People who buy the "December Charge" package also receive a 2011 team yearbook.

For example: Under the terms of the "December Charge" package a $72 seat has been reduced in price to $63, thus saving the ticket buyer $27 if he or she were to purchase individual tickets for all three games.

This season marks the first time since 1995 that the Bills have played three home games in the month of December and in 1995, one of those games was a playoff contest against the Miami Dolphins.

"We are in a volume business and in this case, we have a lot of inventory to move," said Russ Brandon, Bills chief executive officer. "Our focus right now, besides winning games, is to try and get this building sold out.

Brandon said the discounted ticket package was created in the past few weeks after it became apparent the three December games have not yet caught the attention of the ticket-buying public.

The Bills have a 5-3 record and credit the loud, if not boisterous home crowd for its early season wins over the New England Patriots, Oakland Raiders and Philadelphia Eagles.

"The energy level in this building for those games was unbelievable," Brandon said. "We want to make this a great advantage for the Bills to be playing in this building in December."

Bills quarterback Ryan Fitzpatrick agrees that a loud Ralph Wilson Stadium could make a difference as the team marches towards its first playoff slot since the 1999 season.

He added a raucous and full stadium is viewed as a huge plus by the players.

"It has been a huge difference maker for us," Fitzpatrick said, "As a player, you really can't express how much of a difference it really does make."

The Bills' December ticket push is up against a still weak economy and heavy competition for the disposable income dollar.

Brandon admits those conditions are constants for the Bills organization. Still during the past decade, the team has sold out 83.25 percent of its home games compared with the 61 percent it sold out in 1990s when it was middle of a four Super Bowl run. The Orchard Park stadium seats just over 73,000.

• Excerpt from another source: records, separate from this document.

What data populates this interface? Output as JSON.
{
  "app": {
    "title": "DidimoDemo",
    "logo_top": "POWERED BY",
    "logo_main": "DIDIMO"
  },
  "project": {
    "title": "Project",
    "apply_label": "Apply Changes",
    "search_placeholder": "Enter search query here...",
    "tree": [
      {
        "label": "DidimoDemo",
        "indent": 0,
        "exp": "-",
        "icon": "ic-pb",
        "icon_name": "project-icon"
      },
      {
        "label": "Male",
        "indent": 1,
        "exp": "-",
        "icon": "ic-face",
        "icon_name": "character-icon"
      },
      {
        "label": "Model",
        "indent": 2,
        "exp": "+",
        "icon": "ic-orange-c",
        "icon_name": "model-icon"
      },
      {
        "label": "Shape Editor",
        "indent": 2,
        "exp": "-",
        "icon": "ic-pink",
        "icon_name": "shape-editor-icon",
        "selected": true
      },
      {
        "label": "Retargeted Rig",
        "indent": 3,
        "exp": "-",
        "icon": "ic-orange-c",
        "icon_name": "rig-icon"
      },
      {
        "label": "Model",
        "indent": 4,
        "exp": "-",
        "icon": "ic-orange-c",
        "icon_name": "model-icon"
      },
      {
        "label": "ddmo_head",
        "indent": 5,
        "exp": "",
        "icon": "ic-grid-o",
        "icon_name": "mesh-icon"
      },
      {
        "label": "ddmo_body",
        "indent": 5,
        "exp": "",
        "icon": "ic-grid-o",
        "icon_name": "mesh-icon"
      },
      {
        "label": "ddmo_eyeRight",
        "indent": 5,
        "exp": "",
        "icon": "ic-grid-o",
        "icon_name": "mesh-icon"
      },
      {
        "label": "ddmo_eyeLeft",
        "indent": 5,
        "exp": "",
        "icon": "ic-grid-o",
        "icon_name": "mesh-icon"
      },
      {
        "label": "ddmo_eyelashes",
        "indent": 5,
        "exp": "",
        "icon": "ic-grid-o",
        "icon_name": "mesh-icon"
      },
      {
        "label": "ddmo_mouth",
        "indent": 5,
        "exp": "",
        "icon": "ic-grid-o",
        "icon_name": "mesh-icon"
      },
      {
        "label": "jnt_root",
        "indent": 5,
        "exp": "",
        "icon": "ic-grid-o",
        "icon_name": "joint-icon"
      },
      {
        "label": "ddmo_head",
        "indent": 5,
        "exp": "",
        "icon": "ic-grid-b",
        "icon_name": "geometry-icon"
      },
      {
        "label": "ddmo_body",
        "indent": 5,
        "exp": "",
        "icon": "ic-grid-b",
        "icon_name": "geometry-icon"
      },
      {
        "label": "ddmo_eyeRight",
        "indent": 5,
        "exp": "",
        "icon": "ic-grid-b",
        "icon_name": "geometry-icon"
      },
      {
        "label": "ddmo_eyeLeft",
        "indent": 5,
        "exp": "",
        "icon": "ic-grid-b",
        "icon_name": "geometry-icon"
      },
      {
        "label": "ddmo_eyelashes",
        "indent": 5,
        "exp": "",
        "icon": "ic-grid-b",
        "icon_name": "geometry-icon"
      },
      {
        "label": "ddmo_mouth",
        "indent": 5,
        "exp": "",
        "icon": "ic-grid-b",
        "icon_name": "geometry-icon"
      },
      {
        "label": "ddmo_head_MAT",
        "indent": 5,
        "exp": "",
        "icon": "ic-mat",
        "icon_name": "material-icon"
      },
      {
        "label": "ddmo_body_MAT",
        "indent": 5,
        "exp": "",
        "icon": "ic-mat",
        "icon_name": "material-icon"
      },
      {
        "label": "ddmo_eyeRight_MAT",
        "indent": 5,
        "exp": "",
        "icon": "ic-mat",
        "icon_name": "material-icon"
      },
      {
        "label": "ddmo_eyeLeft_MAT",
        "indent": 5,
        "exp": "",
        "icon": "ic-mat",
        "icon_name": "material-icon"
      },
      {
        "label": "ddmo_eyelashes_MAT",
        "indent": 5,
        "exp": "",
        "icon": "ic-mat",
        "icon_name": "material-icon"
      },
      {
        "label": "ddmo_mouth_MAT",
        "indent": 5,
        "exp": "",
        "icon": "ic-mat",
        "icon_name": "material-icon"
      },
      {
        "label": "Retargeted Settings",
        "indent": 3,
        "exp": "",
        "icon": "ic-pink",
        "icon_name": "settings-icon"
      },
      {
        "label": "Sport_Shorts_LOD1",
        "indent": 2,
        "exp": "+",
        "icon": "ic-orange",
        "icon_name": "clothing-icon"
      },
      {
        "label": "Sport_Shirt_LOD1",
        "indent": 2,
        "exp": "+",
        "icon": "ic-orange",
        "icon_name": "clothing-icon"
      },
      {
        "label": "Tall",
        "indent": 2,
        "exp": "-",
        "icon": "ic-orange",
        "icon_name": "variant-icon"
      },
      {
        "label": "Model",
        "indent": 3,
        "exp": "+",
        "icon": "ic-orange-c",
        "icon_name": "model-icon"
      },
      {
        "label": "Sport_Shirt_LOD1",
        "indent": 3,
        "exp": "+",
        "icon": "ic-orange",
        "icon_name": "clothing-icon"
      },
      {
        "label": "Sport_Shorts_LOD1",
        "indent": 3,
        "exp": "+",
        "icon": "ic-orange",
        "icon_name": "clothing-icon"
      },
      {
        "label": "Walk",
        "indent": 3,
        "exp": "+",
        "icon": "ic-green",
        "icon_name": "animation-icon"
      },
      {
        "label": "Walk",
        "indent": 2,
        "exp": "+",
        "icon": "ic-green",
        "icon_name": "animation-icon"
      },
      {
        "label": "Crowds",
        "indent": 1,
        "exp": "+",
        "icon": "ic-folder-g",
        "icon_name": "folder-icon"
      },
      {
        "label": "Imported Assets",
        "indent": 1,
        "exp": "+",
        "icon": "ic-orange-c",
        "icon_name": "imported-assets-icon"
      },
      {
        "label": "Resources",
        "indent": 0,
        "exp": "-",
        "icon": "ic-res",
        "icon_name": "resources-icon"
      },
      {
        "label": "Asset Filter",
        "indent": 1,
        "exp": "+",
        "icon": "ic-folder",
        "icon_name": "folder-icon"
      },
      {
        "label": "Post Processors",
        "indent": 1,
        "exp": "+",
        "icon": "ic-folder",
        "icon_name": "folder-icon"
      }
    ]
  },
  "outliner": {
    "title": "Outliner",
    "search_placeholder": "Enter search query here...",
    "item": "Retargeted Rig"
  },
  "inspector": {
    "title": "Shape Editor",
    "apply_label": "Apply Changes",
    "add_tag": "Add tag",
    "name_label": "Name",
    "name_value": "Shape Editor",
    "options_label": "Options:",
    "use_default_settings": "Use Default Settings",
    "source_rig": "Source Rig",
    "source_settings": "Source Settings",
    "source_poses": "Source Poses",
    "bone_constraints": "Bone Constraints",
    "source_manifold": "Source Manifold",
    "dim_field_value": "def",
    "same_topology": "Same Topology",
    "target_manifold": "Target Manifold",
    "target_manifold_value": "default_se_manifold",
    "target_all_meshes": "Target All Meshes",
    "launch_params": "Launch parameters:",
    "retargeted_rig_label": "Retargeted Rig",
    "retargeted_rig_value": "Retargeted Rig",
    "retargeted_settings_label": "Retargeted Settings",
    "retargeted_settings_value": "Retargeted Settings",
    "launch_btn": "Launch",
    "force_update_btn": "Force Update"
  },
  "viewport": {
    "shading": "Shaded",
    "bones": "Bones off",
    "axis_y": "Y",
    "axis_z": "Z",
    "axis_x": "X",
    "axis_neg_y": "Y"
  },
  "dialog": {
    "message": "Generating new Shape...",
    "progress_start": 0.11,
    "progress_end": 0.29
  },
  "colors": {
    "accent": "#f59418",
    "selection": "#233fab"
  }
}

Since 2000, the team has sold out 60 percent of its December home games, although Brandon conceded some were sold out when corporate sponsors or team owner Ralph Wilson bought the few remaining tickets. For a Dec. 26 game last season against the Patriots, local restaurateur Russell Salvatore bought approximately 5,000 remaining tickets to ensure a sell out and lift the local TV blackout.

Games that are sold out 72 hours in advance of kick off are shown on local TV, under NFL rules.

Brandon said tickets remain for all three games in various portions of the lower bowl, including the end zone area as well as the upper deck.